Yan Wagner, l’homme-orchestre | INTERVIEW & MIXTAPE

par Patrice BARDOT

Producteur électronique, réalisateur d’albums, remixeur, chanteur, compositeur de BO… En cette année 2024, on n’arrête plus Yan Wagner. Mais qui est-il vraiment ? On va le découvrir. Enfin, peut-être. À la fin de cet interview, Yan Wagner a glissé une mixtape sous son alias de The Populists. 

 

Article rédigé pour le Tsugi 171

Tilt. Quand on a entendu son impressionnante voix grave ensorceler les meilleurs morceaux du troisième album de Gesaffelstein, on s’est dit qu’il fallait absolument se pencher sur le cas Yan Wagner, 41 ans, sur nos radars depuis 2012 et son premier album Forty Eight Hours. Depuis, il a déroulé une liste longue comme le bras de projets – en solo ou pas –, pressé par une certaine urgence, comme si tout pouvait s’arrêter demain. Une double collaboration avec Étienne Daho, son premier fan, sur « Les Chansons de l’innocence » et « Après le Blitz« , lui offre la lumière alors que sa très reconnaissable patte électro-new wave semblait jusqueplutôt s’épanouir dans la pénombre.

Yan Wagner, cet anglophile convaincu, qui a pourtant découvert le français sur son dernier album en date, le très pop Couleur chaos (2021), nous entraîne ce mois-ci sur un dancefloor brûlant avec un nouvel EP sous pseudo The Populists. Ce qui ne l’empêche pas d’annoncer aussi un nouveau single de Taste, le duo dark-rock déglingué qu’il forme avec La Mverte.
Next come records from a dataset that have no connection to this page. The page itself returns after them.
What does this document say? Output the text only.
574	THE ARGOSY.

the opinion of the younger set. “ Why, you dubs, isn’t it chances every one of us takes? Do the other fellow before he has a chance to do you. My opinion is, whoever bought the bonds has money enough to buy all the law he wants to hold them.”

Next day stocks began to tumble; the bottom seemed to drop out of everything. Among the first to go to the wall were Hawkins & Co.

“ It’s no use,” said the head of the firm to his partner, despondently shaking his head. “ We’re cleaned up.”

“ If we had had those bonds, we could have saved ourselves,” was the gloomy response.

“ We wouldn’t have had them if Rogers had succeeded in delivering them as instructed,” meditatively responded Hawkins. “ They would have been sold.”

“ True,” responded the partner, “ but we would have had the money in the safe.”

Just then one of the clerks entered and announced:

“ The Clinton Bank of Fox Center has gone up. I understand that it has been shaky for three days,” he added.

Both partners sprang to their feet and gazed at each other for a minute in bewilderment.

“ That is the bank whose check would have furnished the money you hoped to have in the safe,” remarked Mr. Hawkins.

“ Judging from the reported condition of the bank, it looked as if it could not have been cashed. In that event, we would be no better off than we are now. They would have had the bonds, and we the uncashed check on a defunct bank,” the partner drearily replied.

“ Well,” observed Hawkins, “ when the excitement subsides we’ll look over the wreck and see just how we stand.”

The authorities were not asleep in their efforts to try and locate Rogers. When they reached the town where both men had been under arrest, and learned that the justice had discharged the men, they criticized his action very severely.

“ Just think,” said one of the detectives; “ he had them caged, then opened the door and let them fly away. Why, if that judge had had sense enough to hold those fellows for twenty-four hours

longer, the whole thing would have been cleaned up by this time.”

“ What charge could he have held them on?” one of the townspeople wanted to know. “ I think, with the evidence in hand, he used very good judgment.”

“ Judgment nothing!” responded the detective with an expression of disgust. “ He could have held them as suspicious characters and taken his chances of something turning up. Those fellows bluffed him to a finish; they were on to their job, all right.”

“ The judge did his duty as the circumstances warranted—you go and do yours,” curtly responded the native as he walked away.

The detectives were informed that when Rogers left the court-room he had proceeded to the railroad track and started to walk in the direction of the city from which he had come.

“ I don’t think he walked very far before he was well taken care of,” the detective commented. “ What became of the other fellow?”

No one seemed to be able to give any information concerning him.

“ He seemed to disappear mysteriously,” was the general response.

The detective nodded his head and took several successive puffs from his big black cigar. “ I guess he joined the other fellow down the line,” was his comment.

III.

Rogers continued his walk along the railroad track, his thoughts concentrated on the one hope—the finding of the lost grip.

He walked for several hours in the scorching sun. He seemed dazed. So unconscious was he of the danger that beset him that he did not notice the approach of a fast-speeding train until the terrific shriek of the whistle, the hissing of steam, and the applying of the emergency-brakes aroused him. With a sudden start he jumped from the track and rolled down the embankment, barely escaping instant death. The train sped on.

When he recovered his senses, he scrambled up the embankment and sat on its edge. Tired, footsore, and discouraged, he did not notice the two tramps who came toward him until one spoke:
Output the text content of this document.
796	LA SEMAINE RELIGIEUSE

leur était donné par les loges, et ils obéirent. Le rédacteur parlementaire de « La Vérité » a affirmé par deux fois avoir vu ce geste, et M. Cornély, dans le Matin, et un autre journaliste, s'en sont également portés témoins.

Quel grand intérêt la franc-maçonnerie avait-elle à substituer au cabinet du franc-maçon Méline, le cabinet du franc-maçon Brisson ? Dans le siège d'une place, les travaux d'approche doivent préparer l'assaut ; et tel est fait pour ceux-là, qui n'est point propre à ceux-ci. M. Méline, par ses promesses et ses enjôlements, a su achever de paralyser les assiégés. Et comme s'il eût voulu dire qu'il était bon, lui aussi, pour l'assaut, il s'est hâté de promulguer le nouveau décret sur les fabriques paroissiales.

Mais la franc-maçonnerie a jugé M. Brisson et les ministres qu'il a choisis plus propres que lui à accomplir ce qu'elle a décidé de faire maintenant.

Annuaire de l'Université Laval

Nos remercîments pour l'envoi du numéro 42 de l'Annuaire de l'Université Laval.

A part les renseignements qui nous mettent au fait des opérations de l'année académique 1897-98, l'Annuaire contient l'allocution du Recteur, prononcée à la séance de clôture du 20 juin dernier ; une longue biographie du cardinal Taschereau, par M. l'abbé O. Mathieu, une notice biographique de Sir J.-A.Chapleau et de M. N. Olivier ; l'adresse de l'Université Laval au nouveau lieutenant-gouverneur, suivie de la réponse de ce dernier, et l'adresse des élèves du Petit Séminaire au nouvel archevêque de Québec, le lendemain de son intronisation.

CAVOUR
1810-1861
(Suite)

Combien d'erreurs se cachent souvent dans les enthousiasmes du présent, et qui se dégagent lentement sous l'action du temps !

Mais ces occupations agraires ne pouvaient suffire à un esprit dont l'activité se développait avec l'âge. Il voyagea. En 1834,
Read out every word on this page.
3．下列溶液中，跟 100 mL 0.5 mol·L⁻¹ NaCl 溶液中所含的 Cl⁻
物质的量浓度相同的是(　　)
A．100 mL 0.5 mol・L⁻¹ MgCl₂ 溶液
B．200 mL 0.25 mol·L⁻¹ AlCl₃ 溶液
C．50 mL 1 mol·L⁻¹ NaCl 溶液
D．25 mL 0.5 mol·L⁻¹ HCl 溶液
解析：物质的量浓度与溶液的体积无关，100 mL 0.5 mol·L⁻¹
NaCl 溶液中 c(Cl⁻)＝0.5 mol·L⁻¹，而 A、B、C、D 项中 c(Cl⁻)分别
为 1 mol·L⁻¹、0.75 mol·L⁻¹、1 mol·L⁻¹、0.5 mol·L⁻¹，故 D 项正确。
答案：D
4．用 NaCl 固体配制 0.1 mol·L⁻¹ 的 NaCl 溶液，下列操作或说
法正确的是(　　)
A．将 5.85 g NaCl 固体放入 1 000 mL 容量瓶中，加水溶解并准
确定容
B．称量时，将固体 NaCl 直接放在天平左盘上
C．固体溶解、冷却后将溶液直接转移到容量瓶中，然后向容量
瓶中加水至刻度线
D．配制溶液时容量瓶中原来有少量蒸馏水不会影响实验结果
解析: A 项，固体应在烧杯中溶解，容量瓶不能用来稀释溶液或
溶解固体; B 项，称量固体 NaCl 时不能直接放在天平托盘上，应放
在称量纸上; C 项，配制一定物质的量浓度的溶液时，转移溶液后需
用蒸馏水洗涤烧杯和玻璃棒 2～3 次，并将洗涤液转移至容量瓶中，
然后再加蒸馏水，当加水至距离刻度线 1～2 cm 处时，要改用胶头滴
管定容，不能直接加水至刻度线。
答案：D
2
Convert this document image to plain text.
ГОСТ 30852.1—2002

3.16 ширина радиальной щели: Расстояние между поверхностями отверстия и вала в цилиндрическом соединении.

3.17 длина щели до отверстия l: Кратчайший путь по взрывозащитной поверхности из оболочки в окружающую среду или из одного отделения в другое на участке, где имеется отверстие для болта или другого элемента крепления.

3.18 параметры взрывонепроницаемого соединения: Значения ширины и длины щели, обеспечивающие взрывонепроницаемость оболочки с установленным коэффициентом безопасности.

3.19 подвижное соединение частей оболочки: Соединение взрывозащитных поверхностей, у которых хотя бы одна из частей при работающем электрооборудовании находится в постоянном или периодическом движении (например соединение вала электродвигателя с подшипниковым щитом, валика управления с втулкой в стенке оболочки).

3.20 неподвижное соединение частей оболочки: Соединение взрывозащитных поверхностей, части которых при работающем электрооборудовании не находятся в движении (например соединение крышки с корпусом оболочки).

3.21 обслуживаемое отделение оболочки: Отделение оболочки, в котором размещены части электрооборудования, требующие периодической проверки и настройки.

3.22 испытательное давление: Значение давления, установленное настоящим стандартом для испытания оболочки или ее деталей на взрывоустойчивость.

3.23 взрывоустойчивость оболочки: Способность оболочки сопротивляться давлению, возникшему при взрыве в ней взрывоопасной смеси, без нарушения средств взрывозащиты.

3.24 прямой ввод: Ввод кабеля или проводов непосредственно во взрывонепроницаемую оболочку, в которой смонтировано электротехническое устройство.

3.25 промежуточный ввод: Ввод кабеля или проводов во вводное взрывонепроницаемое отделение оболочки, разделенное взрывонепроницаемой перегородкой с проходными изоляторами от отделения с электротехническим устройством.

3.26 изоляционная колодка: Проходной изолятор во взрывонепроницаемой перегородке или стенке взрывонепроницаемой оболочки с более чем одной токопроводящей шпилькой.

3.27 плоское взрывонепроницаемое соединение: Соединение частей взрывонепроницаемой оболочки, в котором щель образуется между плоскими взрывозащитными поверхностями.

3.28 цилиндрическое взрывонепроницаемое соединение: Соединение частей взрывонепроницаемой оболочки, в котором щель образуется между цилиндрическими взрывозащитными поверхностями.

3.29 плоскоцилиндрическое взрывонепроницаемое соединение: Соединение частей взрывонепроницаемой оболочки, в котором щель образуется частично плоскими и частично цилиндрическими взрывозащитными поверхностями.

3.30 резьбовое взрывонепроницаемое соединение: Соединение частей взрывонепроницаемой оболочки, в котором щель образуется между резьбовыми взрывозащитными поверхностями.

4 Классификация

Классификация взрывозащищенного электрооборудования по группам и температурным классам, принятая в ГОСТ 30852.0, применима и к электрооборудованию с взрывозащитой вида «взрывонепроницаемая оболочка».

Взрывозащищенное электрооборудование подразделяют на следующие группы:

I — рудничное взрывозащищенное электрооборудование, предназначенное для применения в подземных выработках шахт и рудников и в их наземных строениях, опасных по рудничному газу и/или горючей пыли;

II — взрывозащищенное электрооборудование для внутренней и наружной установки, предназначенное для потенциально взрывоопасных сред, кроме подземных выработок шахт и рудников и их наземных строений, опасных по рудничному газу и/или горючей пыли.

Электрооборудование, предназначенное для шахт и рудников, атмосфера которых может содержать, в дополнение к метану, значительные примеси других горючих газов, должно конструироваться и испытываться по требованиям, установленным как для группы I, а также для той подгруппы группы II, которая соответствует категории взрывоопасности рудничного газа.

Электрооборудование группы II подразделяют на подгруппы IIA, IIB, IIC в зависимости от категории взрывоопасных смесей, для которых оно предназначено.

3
On en a le tournis. D’où notre première question.

 

Quel est le fil rouge entre The Populists, Taste, la production de l’album Apocalypso de Calypso Valois, ton rôle de chanteur sur l’album Gamma de Gesaffelstein et celui de compositeur de la bande originale du film Animale d’Emma Benestan qui vient d’être présenté à Cannes ?

Je crois qu’il n’y en a aucun. (rires) Le hasard fait que cela sort quasiment en même temps, mais tout ceci a été réalisé sur une période d’environ deux ans. En fait, le seul fil conducteur que je vois, c’est l’envie. Comme celle  de travailler avec quelqu’un. Taste, par exemple, c’est vraiment ça. Alexandre Berly (La Mverte, ndr) est un ami, et depuis très longtemps, on voulait faire quelque chose ensemble.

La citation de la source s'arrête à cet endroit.